Regional power struggles pose a threat to Iraq’s security and exacerbate communal divisions inside the country.
· Iran continues to play a destabilizing role in Iraq. “[T]here is no clear evidence that Iran has made a strategic decision to cease providing training and advanced munitions to extremist militias. Tehran’s support for Shi’a militant groups that attack Coalition and Iraqi forces remains a significant impediment to stabilization.”
· Foreign terrorists and insurgents continue to flow into Iraq from Syria. “Terrorists and foreign fighters continue to find safe haven, border transit opportunities and logistical support in Syria, despite increasing counterterrorism efforts. Estimates suggest that Syria is the entry point for 90% of all known foreign terrorists in Iraq.”
The Iraqi government has failed to adequately improve basic services or provide economic security and hope. “Despite many projects to improve the delivery of essential services and increased emphasis by government leaders, Iraqis have seen uneven progress in the delivery of essential services such as electricity, water, sanitation and healthcare. Since the U.S. has transitioned out of large-scale infrastructure reconstruction, and Iraq must now fill the bulk of future reconstruction projects, further improvements are at risk.”

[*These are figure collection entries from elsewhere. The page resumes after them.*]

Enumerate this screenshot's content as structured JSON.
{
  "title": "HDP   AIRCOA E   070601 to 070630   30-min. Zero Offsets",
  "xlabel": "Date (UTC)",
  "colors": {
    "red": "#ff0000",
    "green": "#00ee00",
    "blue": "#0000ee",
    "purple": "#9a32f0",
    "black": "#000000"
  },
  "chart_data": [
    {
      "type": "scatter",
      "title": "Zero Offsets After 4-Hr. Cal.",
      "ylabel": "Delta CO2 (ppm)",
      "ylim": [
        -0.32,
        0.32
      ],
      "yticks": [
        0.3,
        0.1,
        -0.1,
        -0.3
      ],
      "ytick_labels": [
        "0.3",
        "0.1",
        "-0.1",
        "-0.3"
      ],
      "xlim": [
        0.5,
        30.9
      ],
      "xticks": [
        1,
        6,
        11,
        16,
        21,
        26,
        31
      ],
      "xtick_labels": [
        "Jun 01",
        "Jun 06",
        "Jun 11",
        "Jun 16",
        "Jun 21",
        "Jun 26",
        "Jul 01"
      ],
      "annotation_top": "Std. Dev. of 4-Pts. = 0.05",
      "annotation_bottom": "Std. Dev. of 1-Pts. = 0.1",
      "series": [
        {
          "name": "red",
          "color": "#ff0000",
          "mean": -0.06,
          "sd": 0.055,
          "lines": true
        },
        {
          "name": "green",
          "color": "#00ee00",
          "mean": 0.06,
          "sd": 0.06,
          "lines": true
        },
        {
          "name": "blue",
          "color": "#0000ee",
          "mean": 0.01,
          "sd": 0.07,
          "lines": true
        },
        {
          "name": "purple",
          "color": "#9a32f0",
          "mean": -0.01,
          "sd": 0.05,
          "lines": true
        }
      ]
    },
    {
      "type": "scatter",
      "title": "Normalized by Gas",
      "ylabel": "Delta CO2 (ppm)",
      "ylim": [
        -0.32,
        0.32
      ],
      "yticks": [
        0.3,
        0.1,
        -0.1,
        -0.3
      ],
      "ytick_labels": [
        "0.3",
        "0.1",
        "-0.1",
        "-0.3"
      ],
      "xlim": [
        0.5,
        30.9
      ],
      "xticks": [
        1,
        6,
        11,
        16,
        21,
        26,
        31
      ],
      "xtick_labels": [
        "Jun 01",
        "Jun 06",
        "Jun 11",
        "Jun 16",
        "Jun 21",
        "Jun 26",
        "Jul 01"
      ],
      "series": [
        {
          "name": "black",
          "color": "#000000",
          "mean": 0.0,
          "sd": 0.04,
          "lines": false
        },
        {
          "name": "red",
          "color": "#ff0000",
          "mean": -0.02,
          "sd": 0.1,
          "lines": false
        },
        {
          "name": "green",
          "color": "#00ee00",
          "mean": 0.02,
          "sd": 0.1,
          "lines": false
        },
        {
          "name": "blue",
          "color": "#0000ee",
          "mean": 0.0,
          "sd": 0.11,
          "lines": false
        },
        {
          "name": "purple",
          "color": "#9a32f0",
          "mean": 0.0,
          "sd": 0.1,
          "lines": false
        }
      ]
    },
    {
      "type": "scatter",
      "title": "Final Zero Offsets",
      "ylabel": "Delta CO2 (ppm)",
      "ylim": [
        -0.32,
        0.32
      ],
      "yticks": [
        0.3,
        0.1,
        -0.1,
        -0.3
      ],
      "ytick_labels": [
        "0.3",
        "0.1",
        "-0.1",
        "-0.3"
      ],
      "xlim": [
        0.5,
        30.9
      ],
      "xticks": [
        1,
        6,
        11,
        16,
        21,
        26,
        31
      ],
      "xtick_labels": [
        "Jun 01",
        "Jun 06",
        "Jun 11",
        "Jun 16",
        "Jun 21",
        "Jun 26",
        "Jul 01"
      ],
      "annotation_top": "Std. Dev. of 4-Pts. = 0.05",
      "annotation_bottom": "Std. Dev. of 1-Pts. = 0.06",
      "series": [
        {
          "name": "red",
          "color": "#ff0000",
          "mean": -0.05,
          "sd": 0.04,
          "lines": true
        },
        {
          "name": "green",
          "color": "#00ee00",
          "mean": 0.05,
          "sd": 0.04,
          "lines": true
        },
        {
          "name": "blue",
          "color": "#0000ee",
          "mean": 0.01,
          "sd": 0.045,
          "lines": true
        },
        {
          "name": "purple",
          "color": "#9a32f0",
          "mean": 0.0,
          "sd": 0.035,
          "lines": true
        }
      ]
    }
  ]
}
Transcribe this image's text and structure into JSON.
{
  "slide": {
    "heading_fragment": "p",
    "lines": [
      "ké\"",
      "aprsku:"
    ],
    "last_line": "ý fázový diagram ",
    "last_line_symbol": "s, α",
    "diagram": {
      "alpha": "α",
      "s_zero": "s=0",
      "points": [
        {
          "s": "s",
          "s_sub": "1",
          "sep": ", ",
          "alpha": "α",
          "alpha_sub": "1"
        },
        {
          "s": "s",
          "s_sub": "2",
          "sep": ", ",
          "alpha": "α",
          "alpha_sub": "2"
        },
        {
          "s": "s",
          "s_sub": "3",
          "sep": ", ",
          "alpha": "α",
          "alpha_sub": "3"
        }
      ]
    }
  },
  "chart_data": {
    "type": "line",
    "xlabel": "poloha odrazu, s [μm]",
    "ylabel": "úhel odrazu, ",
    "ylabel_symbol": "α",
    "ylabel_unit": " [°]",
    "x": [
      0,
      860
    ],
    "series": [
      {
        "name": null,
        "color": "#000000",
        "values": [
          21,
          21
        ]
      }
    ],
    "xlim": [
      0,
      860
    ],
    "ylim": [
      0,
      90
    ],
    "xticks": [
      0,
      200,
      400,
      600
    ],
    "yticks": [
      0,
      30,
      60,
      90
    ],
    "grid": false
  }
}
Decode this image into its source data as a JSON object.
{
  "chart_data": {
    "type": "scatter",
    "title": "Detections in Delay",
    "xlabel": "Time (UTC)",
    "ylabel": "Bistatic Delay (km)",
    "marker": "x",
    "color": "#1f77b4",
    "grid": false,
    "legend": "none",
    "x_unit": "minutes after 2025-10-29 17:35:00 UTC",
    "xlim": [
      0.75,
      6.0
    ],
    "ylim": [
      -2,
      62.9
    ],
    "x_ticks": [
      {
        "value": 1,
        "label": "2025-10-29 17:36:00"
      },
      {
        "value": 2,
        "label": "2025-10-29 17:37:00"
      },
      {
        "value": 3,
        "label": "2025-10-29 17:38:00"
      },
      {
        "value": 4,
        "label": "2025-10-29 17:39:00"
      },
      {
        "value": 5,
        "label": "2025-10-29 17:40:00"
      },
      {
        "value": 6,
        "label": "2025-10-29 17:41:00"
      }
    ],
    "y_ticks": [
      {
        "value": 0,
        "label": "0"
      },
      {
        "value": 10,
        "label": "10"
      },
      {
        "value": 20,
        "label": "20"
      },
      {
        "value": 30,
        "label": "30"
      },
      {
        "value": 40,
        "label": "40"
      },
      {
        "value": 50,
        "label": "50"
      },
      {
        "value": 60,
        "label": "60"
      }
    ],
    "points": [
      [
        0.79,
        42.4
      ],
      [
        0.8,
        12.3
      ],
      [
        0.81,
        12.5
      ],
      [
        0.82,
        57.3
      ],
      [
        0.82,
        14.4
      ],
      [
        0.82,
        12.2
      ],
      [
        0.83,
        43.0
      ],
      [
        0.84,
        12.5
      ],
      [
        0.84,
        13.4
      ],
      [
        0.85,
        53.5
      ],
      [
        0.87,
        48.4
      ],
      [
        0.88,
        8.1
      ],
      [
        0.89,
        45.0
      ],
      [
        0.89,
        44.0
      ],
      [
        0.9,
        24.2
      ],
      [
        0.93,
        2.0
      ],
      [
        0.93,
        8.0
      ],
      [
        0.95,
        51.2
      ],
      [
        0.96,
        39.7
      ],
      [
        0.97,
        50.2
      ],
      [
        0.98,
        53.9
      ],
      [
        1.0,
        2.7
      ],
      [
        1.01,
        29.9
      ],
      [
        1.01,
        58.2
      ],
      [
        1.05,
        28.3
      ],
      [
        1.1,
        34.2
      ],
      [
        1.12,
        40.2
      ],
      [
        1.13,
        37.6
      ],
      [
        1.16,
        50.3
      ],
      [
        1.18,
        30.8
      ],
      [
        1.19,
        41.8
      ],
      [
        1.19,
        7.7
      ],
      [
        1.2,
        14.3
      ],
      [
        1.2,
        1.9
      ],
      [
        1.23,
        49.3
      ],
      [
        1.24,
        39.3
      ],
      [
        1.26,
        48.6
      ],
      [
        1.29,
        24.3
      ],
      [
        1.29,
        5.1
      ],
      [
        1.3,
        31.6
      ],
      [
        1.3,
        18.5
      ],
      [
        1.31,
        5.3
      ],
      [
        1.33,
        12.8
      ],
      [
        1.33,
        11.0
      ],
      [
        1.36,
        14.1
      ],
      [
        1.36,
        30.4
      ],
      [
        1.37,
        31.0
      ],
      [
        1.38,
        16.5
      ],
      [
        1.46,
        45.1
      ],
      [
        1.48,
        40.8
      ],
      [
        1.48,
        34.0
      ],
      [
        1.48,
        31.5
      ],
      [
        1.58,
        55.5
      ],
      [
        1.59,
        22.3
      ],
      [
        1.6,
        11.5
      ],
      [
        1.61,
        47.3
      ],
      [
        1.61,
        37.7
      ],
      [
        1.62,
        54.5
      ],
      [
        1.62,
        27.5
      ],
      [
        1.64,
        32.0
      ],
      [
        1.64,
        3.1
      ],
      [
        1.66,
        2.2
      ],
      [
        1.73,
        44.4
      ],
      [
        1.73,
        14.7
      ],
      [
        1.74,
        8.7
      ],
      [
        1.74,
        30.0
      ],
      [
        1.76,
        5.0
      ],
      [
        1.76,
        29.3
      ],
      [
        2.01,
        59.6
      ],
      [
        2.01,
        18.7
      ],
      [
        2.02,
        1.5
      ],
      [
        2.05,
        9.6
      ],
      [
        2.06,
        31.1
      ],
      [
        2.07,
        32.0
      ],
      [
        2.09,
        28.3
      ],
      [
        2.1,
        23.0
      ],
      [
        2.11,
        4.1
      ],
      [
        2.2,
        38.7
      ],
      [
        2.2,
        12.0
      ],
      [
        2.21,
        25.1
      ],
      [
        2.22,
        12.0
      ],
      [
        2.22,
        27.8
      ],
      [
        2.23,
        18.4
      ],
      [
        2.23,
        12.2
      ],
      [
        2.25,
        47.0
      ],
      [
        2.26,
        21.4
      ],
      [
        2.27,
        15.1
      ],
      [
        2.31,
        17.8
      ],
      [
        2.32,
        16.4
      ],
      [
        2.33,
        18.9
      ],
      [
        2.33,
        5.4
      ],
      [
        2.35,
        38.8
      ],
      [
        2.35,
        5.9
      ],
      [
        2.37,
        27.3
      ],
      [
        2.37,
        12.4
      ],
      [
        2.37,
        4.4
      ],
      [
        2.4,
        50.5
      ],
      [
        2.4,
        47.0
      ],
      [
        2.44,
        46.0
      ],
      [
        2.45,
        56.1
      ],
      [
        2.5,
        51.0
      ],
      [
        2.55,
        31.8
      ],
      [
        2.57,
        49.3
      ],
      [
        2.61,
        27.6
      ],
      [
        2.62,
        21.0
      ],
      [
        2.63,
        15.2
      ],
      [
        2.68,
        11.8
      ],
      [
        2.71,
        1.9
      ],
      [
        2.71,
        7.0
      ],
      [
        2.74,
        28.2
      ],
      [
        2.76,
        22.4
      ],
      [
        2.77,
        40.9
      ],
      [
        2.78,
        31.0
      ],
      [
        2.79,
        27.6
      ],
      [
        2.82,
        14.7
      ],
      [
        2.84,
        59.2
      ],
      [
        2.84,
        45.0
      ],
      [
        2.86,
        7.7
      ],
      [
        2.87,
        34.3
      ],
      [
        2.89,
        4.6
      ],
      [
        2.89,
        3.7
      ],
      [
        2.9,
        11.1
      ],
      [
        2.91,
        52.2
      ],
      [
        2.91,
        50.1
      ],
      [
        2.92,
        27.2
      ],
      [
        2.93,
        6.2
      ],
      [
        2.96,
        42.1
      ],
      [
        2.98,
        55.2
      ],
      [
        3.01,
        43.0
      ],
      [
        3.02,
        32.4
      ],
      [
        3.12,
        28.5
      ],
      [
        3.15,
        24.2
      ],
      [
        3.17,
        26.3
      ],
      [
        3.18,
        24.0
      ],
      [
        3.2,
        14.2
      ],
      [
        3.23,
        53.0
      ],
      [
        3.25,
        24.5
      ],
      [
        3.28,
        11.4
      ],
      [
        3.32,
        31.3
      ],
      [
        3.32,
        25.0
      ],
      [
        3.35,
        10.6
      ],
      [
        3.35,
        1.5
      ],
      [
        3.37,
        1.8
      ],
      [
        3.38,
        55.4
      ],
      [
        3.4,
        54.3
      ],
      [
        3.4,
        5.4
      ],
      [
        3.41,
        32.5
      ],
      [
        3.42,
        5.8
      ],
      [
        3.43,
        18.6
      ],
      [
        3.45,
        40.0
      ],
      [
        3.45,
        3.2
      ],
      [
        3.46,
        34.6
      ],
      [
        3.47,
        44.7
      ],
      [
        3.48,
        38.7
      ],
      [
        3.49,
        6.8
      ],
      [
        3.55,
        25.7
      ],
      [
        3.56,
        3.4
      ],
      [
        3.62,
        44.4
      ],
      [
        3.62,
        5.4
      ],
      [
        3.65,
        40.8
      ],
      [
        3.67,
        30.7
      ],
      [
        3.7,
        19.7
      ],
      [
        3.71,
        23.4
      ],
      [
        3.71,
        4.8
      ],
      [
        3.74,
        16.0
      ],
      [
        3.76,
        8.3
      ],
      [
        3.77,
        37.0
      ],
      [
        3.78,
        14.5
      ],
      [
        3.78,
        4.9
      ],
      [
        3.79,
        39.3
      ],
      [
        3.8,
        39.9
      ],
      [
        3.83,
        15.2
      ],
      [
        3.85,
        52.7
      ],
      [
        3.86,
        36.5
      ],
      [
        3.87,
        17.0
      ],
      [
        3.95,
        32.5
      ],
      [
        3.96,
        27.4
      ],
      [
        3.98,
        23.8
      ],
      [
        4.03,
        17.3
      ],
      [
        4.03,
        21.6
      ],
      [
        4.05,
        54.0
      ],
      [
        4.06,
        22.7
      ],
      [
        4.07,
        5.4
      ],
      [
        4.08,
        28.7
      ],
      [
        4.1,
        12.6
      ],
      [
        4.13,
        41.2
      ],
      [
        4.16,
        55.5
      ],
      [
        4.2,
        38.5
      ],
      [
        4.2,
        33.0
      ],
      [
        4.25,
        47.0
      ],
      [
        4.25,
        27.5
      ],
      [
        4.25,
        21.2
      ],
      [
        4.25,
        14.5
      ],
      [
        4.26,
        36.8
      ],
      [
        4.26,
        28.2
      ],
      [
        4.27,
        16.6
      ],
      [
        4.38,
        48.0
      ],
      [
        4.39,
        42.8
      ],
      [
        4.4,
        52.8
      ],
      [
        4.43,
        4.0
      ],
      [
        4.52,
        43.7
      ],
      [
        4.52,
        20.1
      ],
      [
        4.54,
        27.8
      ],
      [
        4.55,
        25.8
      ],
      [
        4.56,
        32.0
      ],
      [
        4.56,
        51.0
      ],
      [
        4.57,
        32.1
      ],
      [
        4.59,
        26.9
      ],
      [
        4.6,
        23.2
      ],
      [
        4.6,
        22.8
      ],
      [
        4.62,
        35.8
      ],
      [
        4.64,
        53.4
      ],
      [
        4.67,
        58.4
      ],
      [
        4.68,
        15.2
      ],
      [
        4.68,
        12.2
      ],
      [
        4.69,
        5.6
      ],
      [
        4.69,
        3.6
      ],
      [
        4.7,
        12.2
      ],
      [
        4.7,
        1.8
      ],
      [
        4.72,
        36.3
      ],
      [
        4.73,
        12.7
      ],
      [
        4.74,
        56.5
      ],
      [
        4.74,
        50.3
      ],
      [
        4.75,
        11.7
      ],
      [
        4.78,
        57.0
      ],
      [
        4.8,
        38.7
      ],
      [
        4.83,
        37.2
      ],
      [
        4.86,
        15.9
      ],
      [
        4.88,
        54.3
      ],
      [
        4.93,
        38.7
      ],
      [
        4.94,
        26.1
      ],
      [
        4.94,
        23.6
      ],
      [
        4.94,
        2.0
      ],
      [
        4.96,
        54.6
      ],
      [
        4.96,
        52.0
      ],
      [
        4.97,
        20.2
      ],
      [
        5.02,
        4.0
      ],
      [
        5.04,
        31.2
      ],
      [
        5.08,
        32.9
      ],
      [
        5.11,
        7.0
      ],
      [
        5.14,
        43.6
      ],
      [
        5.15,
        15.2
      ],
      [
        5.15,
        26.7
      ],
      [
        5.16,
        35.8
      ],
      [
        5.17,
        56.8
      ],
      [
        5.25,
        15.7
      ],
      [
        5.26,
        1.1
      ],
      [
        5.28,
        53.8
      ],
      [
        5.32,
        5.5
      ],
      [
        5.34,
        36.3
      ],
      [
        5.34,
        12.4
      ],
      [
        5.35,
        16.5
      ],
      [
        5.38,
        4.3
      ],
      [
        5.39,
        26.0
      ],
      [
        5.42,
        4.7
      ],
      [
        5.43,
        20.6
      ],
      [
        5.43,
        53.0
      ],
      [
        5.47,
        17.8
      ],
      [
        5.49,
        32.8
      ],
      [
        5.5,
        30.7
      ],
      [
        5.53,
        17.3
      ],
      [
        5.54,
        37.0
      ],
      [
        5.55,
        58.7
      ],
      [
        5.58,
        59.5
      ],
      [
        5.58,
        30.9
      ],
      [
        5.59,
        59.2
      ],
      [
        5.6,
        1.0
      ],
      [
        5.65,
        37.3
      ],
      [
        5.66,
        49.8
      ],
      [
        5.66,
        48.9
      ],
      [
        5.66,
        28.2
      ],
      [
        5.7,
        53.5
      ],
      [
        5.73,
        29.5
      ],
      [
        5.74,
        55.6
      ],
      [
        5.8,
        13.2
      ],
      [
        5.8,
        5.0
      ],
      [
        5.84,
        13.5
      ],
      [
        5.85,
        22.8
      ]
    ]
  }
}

· Unemployment and underemployment continue to present “major challenges” to economic growth and efforts to undermine support for insurgent and militia groups. “The GoI’s Central Statistical Organization has not updated its official estimates of unemployment and underemployment of 17.6% and 38.1% respectively. Attempts to measure unemployment by other means at the provincial levels suggest that the rate could be as high as 50% in some areas.”
· Electricity production has declined and lags significantly behind demand. “…the gap between [electricity] supply and demand [grew] by 18% from October 2007 to January 2008 and decreased the hours of power available throughout Iraq.” According to the report, Baghdad had an average of just 9 hours of electricity per day in January, and only seven of Iraq’S.18 provinces averaged more than 12 hours of power per day during that time.
· Oil production remains stagnant. During the period covered by the report, from December 2007 to February 2008, oil production averaged 2.3 million barrels per day (mbbl/d), which falls significantly short of the U.S. goal of 3 mbbl/d and far below the pre-war level of 4.5 mbbl/d.
· Iraq’s health care system remains in shambles. “Healthcare capability and capacity enhancements suffer from corruption and inefficiencies in the Iraqi medical supply distribution system. Furthermore, the lack of healthcare providers – as nearly half of the 34,000 registered physicians left the country in the wake of sectarian threats and violence – impedes healthcare delivery.”
Iraqi Security Forces Are Not Capable Of Assuming Security Responsibility
Efforts to shift security responsibility to the Iraqi Security Forces continue to be undermined by internal sectarian influences, corruption, and weak administrative capacity. According to the report, “support and sustainment capabilities [of Iraq's security forces] still lag…transition remains constrained…by [Ministry of Defense] and [Ministry of Interior] leadership shortages at all operational and tactical levels, as well as deficiencies in logistics, combat support functions and combat enablers.” Further, the report states that “Sectarianism and corruption remain significant problems that both ministries continue to address.”